In the current repository, we provide data and labels for subject number 17 in the tju dataset and subject number 7 in BCI Competition IV 2a. The data of other subjects in the tju dataset in the paper are not open source yet, please contact the authors if you need them. You can also easily use this code on your own dataset.
We trained and tested EEG-ARNN on subject tju_17 and subject BCI2a_7. The training process and results were saved in training_tju.log and training_2a.log files, respectively.
The code to run EEG-ARNN is train_tju.py and train_2a.py.
Run the train_tju.py file to train the tju dataset.
Run the train_2a.py file to train the BCI2a dataset.
model_save: save the network model after each fold of training in the ten-fold cross-validation.
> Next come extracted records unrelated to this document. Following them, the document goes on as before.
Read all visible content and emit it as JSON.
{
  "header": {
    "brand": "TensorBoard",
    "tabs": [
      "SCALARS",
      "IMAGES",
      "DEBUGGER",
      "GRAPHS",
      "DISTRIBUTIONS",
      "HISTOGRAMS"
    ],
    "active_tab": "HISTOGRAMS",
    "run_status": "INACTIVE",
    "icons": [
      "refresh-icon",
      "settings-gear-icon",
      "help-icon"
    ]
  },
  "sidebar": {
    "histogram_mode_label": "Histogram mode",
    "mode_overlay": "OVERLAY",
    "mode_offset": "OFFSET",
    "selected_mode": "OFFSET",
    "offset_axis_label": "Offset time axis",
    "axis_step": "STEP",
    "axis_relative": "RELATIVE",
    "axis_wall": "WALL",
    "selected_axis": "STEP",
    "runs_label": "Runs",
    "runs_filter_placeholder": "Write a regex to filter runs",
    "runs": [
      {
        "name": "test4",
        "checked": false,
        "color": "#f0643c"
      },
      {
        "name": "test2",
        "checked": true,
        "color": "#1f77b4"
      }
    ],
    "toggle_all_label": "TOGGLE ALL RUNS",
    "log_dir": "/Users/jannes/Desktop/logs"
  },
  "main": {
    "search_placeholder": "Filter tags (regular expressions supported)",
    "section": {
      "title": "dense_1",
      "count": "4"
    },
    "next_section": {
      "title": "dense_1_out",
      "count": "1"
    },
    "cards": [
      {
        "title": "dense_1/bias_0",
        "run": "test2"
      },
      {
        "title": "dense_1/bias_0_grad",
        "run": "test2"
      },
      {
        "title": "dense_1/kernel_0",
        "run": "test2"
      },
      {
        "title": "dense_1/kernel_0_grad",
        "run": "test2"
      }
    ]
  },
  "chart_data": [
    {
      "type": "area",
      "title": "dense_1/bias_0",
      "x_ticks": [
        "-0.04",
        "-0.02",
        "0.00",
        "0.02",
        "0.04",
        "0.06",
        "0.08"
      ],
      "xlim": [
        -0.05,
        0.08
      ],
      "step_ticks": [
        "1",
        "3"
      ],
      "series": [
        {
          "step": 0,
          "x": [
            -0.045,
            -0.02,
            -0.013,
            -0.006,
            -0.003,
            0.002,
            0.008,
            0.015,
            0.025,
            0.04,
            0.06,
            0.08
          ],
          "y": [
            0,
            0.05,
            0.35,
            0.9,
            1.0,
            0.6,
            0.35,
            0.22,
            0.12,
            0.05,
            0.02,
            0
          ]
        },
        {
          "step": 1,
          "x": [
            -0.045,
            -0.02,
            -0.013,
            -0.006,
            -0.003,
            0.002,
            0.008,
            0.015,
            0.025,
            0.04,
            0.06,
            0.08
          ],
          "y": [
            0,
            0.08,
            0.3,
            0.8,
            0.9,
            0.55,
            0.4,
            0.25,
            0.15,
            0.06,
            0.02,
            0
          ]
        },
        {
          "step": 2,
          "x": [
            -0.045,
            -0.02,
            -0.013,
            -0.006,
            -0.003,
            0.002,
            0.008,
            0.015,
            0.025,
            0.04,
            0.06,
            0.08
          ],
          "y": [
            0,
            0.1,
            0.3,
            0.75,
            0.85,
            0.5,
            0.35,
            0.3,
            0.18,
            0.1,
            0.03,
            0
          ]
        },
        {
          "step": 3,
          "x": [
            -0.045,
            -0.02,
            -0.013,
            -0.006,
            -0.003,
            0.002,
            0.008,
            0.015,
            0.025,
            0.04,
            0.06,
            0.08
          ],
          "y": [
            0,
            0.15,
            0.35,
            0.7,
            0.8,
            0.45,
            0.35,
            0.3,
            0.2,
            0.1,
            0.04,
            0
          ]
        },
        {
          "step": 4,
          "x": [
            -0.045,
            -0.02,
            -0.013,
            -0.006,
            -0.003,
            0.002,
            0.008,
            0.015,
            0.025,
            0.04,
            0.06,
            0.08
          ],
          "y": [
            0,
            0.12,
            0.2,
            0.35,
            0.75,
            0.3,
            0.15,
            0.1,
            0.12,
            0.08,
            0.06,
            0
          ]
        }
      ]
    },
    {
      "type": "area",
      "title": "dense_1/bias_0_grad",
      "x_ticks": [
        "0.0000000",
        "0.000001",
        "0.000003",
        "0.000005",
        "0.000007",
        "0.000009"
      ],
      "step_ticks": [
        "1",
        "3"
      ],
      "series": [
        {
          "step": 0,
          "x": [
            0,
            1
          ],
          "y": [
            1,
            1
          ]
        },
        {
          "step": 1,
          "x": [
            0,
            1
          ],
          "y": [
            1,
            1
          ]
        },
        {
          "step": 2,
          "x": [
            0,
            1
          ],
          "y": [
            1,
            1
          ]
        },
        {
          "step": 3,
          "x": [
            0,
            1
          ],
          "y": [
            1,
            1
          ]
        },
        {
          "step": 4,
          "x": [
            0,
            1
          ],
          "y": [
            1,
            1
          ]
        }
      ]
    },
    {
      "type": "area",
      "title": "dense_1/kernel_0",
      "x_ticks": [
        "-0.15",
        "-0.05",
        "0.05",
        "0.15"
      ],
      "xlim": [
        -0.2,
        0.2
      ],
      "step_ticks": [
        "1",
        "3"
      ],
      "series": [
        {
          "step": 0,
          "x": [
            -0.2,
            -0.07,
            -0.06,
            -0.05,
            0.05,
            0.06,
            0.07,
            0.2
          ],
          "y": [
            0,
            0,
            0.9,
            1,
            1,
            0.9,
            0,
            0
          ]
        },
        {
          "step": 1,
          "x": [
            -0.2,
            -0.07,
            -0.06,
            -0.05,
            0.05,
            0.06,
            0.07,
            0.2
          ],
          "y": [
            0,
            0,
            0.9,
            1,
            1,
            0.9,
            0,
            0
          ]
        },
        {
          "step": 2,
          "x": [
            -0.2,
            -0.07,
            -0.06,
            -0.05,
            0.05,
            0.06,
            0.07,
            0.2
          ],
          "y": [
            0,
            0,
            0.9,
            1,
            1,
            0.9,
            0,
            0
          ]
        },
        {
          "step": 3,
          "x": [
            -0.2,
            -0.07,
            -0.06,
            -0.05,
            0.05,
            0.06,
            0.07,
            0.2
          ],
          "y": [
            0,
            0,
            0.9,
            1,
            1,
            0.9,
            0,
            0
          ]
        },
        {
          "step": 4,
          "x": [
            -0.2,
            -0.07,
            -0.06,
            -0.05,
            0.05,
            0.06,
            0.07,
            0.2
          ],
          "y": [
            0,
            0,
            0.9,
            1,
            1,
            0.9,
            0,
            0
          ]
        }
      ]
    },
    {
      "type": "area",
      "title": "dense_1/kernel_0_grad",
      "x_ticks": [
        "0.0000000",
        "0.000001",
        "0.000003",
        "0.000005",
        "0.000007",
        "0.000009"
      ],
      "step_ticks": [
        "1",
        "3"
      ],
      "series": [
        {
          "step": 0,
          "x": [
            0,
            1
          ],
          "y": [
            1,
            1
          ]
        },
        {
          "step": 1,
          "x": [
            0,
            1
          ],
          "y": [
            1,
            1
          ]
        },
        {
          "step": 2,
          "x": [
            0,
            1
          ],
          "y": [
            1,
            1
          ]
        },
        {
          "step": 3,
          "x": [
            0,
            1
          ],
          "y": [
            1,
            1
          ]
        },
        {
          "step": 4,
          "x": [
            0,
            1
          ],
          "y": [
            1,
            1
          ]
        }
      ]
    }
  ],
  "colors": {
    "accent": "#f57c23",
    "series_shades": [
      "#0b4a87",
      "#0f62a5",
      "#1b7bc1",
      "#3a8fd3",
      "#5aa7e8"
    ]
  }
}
data_2a: holds the data and labels for subject #7.
data_tju: store the data and labels of subject 17.
init_adj_2a.xlsx: the initialized adjacency matrix for BCI2a dataset.
init_adj_tju.xlsx: initialized adjacency matrix for tju dataset.
train_2a.py:the main function to train the network on BCI2a dataset.
train_tju.py: the main function for training the network on tju dataset.
nnModelST_pytorch.py: network model definition.
gcnModelST_pytorch.py: implementation of the graph convolution operation.
training_2a.log: training process and results of BCI2a subject No.7 data on EEG-ARNN model.
training_tju.log:the training process and results of tju subject No.17 data on EEG-ARNN model.